In all states, except New Hampshire, Trump maintains a lead of at least 30 points, with Haley trailing him in the Granite State by approximately 15 points.

Politico Playbook noted on Monday that if Haley fails to perform well in New Hampshire, it will be challenging for her to justify staying in the race until South Carolina's primary, four weeks later.

Trump's influence grows

Nate Cohn, the New York Times' chief political analyst, emphasized that the polling indicates Haley's likely exit from the race, allowing Trump to focus on challenging President Joe Biden.

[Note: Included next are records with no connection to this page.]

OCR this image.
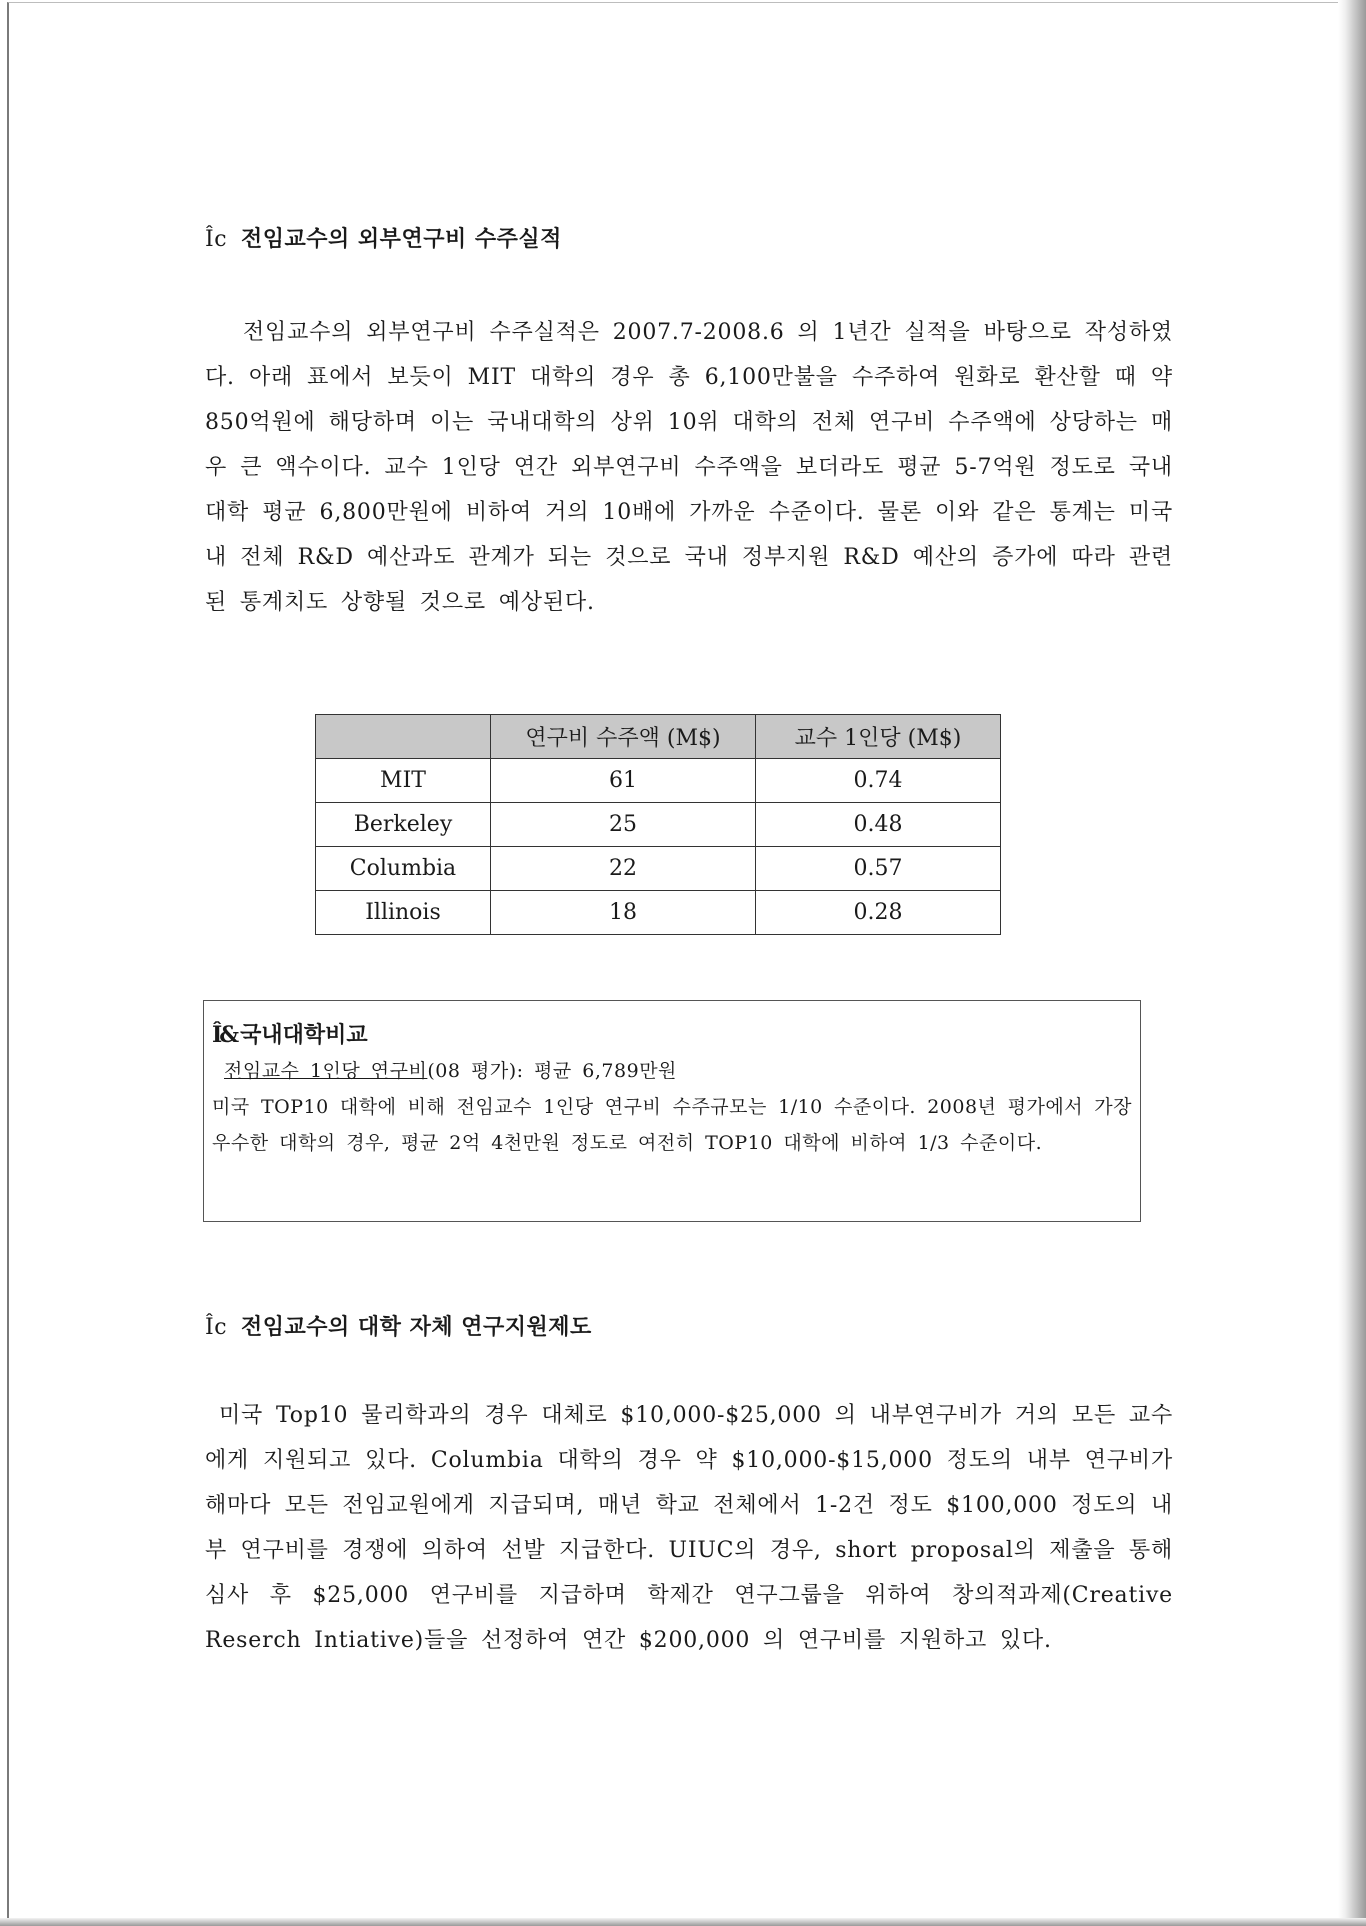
Îc 전임교수의 외부연구비 수주실적

전임교수의 외부연구비 수주실적은 2007.7-2008.6 의 1년간 실적을 바탕으로 작성하였다. 아래 표에서 보듯이 MIT 대학의 경우 총 6,100만불을 수주하여 원화로 환산할 때 약 850억원에 해당하며 이는 국내대학의 상위 10위 대학의 전체 연구비 수주액에 상당하는 매우 큰 액수이다. 교수 1인당 연간 외부연구비 수주액을 보더라도 평균 5-7억원 정도로 국내 대학 평균 6,800만원에 비하여 거의 10배에 가까운 수준이다. 물론 이와 같은 통계는 미국 내 전체 R&D 예산과도 관계가 되는 것으로 국내 정부지원 R&D 예산의 증가에 따라 관련된 통계치도 상향될 것으로 예상된다.

	연구비 수주액 (M$)	교수 1인당 (M$)
MIT	61	0.74
Berkeley	25	0.48
Columbia	22	0.57
Illinois	18	0.28
Î& 국내대학비교
전임교수 1인당 연구비(08 평가): 평균 6,789만원

미국 TOP10 대학에 비해 전임교수 1인당 연구비 수주규모는 1/10 수준이다. 2008년 평가에서 가장 우수한 대학의 경우, 평균 2억 4천만원 정도로 여전히 TOP10 대학에 비하여 1/3 수준이다.

Îc 전임교수의 대학 자체 연구지원제도

미국 Top10 물리학과의 경우 대체로 $10,000-$25,000 의 내부연구비가 거의 모든 교수에게 지원되고 있다. Columbia 대학의 경우 약 $10,000-$15,000 정도의 내부 연구비가 해마다 모든 전임교원에게 지급되며, 매년 학교 전체에서 1-2건 정도 $100,000 정도의 내부 연구비를 경쟁에 의하여 선발 지급한다. UIUC의 경우, short proposal의 제출을 통해 심사 후 $25,000 연구비를 지급하며 학제간 연구그룹을 위하여 창의적과제(Creative Reserch Intiative)들을 선정하여 연간 $200,000 의 연구비를 지원하고 있다.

Cohn stated that absent a significant shift in the race, Trump is poised to secure the nomination quickly.

The New York Times reported that anything short of victory or a narrow defeat in New Hampshire would increase pressure on Haley to withdraw, given the potential onslaught of punishing ads from the Trump campaign in her home state.

Haley responds

In a Fox News interview on Monday morning, Haley resisted calls to drop out, asserting that the political process should not be treated as a coronation and highlighting the importance of providing voters with options.

Republican operative Scott Jennings expressed skepticism about the momentum of Haley's campaign, stating that it doesn't align with the preferences of the majority of Republican voters, who consistently express a desire to revisit the candidacy of Donald Trump.

Fergus Cullen, a former chairman of the New Hampshire Republican Party and a Haley supporter, expressed a pessimistic view, stating that Haley needed to inspire and engage unaffiliated voters, a task he believes she has not effectively undertaken.

Dave Carney, a New Hampshire-based Republican strategist, observed a lack of energy for Haley in the state, emphasizing that Trump continues to command the Republican Party. Sean Westwood, a government professor at Dartmouth College, concurred, stating that Trump's dominance in Iowa is likely to be replicated in New Hampshire.

The general sentiment among analysts is that the energy and enthusiasm appear firmly in Trump's favor, potentially influencing the outcome of the upcoming primary contests.